Roll over, Beethoven—the real festival in town belongs to Trevor Nunn, whose productions of Les Misérables and Cats both landed at the Majestic in January. But while Les Miz arrived in a new’n’spiffy production—with redesigned sets and re-conceived direction—Cats looks exactly like Cats has always looked, complete with early-80’s leg warmers and synthesized accompaniment. The former production seemed fresh and vibrant, re-invented for the new millennium; the latter remains something of a museum piece, with nary a whisker out of place.
There’s nothing wrong with that, of course, but neither is there anything particularly right with it: if you want to see the same Cats that took the planet by storm in 1981, then voilà, there it is at the Majestic. And it’s in fairly good shape, too: the young, non-Equity cast can clearly dance, sing, and caterwaul, and John Napier’s iconic set—a junkyard that spills over into the audience—still explodes with faerie lights and laser beams. There’s a pleasure to be had in the spectacle of it all.

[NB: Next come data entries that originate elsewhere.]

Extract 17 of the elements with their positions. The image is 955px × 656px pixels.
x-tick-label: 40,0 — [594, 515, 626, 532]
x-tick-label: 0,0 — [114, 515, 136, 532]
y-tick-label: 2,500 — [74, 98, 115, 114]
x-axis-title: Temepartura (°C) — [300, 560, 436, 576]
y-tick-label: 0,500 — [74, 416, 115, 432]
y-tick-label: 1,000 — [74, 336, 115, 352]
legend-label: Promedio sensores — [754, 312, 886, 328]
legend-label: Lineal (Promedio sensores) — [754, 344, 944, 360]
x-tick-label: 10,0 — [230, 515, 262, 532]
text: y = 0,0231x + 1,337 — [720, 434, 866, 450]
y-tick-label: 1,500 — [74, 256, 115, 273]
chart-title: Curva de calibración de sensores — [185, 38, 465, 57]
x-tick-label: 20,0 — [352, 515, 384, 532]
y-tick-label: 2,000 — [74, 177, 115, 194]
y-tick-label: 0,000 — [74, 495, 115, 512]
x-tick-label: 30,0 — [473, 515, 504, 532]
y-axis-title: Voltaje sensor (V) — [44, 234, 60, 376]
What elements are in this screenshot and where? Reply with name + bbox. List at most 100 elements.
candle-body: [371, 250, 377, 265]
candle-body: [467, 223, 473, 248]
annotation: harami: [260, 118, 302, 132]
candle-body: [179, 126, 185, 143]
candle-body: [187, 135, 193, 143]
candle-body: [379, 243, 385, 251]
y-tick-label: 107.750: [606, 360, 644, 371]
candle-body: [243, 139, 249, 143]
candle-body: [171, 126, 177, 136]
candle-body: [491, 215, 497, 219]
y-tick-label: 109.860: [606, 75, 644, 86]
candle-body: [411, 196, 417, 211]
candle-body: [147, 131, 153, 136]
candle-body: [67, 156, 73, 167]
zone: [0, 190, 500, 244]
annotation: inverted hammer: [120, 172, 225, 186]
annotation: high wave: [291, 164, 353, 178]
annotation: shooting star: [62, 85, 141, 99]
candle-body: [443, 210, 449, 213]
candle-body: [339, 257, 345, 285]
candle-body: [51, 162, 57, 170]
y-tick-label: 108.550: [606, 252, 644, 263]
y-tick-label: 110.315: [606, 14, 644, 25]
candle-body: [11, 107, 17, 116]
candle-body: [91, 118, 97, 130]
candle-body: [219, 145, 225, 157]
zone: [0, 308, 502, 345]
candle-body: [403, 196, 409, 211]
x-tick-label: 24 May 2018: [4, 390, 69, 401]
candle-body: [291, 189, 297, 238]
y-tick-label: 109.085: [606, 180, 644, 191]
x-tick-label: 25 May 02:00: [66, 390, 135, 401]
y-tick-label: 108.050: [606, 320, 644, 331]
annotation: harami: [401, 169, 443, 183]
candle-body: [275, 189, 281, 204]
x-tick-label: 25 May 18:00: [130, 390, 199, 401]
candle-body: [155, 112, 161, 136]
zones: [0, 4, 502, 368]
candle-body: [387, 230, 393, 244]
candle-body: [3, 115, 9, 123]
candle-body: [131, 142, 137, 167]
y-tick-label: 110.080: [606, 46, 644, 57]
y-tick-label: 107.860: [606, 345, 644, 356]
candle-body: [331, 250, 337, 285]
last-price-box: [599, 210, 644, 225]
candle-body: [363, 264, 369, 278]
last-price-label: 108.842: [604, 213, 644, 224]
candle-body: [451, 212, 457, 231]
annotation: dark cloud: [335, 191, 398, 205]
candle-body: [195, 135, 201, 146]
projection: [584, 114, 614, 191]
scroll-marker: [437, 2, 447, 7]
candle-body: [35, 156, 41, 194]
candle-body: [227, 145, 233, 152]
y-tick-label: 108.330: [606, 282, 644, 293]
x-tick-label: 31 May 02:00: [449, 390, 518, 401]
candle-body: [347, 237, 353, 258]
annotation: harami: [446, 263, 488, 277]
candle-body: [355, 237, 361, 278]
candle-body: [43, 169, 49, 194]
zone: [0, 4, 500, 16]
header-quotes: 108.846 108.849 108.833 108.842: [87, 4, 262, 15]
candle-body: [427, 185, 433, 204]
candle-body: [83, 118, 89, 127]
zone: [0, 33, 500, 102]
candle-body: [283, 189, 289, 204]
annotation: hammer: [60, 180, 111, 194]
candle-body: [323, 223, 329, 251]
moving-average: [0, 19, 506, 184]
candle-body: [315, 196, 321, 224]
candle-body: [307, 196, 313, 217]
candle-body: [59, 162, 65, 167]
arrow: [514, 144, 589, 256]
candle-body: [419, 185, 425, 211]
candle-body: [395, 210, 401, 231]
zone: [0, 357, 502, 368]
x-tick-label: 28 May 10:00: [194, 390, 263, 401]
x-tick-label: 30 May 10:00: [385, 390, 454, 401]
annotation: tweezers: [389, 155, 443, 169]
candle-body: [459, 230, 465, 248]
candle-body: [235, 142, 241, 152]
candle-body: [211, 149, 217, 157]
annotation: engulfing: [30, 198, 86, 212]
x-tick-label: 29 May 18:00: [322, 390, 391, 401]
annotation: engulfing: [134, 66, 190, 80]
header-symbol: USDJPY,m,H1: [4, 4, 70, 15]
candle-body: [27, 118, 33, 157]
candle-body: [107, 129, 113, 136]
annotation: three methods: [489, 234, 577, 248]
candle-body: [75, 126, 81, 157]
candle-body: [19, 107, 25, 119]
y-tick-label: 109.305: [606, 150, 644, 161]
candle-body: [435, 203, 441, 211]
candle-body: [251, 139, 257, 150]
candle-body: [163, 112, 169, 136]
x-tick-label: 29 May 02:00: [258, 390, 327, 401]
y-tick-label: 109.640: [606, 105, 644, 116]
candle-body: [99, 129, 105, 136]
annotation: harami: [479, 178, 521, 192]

But for me, the charm of Andrew Lloyd Webber’s show wears off rather early in its 160-minute running time: as a series of character sketches adapted from T. S. Eliot’s Old Possum’s Book of Practical Cats, the musical has basically no plot, and thus no forward momentum. (Act II’s extended pirate sequence—while neatly parodying the conventions of melodrama—is especially unfocused.) I can certainly appreciate individual dances but my mind searches in vain for a larger unifying thread; as a whole, Cats delights in giving the middle finger—or rather, middle claw—to the very idea of coherence. There’s just a wisp of a story about Grizabella, a washed-up glamour cat—and then there’s the curtain.
But the dancing is strong, and the costumes are dappled, and Melissa Grohowski sings the famous “Memory” with an impressive set of pipes. As Mistoffelees, Chaz Wolcott nicely puts over an extended solo dance sequence, and there’s an aggressively catchy number featuring cat burglars Mungojerrie and Rumpelteazer (Daniel Switzer and Hillary Porter). (Indeed, I’ve been trying to claw that melody out of my brain for some hours now. So far, no luck.) And the production is definitely children-friendly, for those with kiddies in tow.
Still, I’ve the feeling that it’s time for Cats to get a makeover, along the lines of Les Miz; more than once I wondered what, say, director/choreographer Matthew Bourne would do with the material. (His Swan Lake—which likewise features zoomorphic dancers—is a marvel of modern dance.) As long as there’s money to be made with the current production, however, I suspect it will continue to tour the country—both meow and forever.
--Thomas "Jellicle" Jenkins, Current Theater Critic.